После училища — три поездки по Европе, для лечения и учения. (Мандельштам всегда был слаб здоровьем — астма, стенокардия, — и знакомые даже беспокоились за его жизнь.) Полгода в Париже (1907–1908), два семестра в Гейдельбергском университете (1909–1910, старофранцузская словесность и искусство Возрождения), два месяца в санатории под Берлином (1910). В промежутках он завязываем литературные знакомства, бывает на знаменитых собраниях у Вяч. Иванова («на башне»), посещает, Инн. Анненского, ему осторожно протежирует З. Гиппиус. «Худощавым мальчиком с ландышем в петлице, с высоко закинутой головой, с пылающими глазами и ресницами в полщеки» запомнила его Анна Ахматова. Из-за границы он шлет Иванову частые письма со стихами.
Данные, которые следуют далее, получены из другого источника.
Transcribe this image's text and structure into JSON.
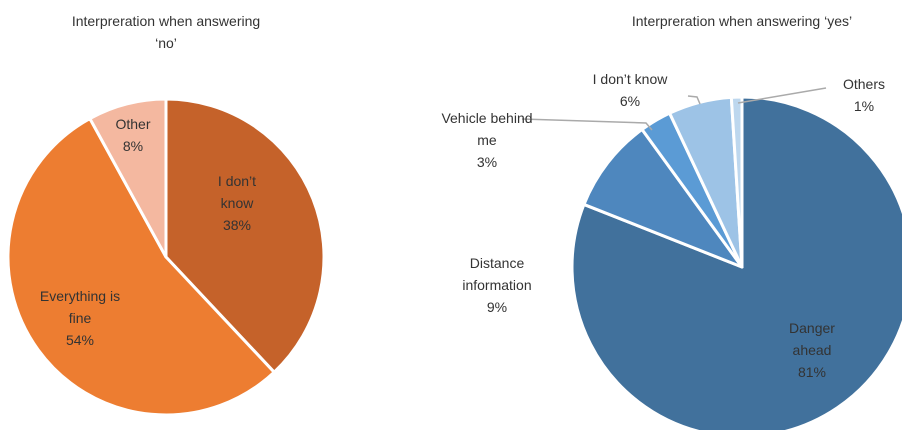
{
  "chart_data": [
    {
      "type": "pie",
      "title": "Interpreration when answering ‘no’",
      "categories": [
        "I don’t know",
        "Everything is fine",
        "Other"
      ],
      "values": [
        38,
        54,
        8
      ],
      "value_labels": [
        "38%",
        "54%",
        "8%"
      ],
      "colors": [
        "#c5622a",
        "#ed7d31",
        "#f4b8a0"
      ]
    },
    {
      "type": "pie",
      "title": "Interpreration when answering ‘yes’",
      "categories": [
        "Danger ahead",
        "Distance information",
        "Vehicle behind me",
        "I don’t know",
        "Others"
      ],
      "values": [
        81,
        9,
        3,
        6,
        1
      ],
      "value_labels": [
        "81%",
        "9%",
        "3%",
        "6%",
        "1%"
      ],
      "colors": [
        "#41719c",
        "#4e87be",
        "#5b9bd5",
        "#9dc3e6",
        "#bdd7ee"
      ]
    }
  ]
}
В 1910 г. появляется первая публикация его стихов в журнале «Аполлон». К этому времени семья стала разоряться, учение в Европе сделалось невозможным, в 1911 г. он поступает в Петербургский университет, тоже по романской филологии; учится безалаберно, курса так и не кончает. Чтобы поступить в университет в обход процентной нормы для иудеев, он принимает крещение — но не по православному и не по католическому, а по протестантскому, методистскому обряду. Все это — и стихи, и Европа, и филология, и крещение — связывается для него в одно: приобщение к культуре.
Полупровинциал, еврей, разночинец, он не получил достояния русской и европейской культуры по естественному наследству. Выбор культуры был для него актом личной воли, память об этом навсегда осталась в нем основой ощущения собственной личности с ее внутренней свободой. Эстетика для него сделалась носителем этики, выражением свободного выбора. Героем одной из первых его статей был Чаадаев — человек, ушедший от аморфной, бесструктурной и беспамятной русской культуры в Европу и с Европой в душе вернувшийся в Россию — героем, потому что он дважды сделал свой свободный, сознательный выбор.